Ronald Pehr reviewed Arms Law for Fantasy Gamer magazine and stated that "Arms Law works, and provides intriguing combats, if you are willing to flip through charts, if you can easily read small print, and — most importantly — if you can fill in the holes. These holes are the gamemaster's option in choosing new modifiers to the die rolls. This can be nice if you're adding Arms Law to an existing game, but not so nice if you're using Rolemaster as an independent system."

In the August 1984 edition of Dragon (Issue #88), Arlen Walker had quibbles about Arms Law — combat was very fast and lethal due to the high amount of damage inflicted by a single blow, and he believed that new players used to other role-playing systems should be made aware of this. Walker also questioned why a character could not parry with a two-handed weapon, although he realized it was probably "a concession to speed of play."

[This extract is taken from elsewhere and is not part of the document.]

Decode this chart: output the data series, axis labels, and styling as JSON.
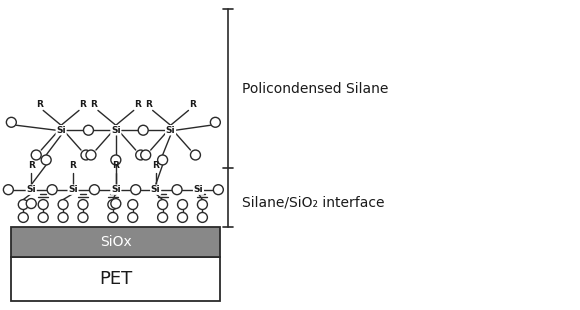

Eleven years later, in the September 1995 edition of Dragon (Issue 221), Rick Swan reviewed the updated 144-page Arms Law book that had been released in conjunction with the revised Rolemaster Standard System edition. Swan found the complexity of the Rolemaster system astounding, saying, "With its tidal wave of numbers, formulas, and tables, the Rolemaster game always struck me as the kind of fantasy RPG that calculus professors play on their day off." Swan found Arms Law to be "mainly a book of tables — more than 100 pages worth." He gave the book an average rating of 4 out of 6, and recommended it only for the mathematically inclined: "If you read computer manuals for fun, if you get misty-eyed thinking about your high school algebra class, if you wonder why your friends complain about something as trivial as filling out tax forms, then Rolemaster ought to be right up your alley. Arms Law is as good a place as any to begin your investigation."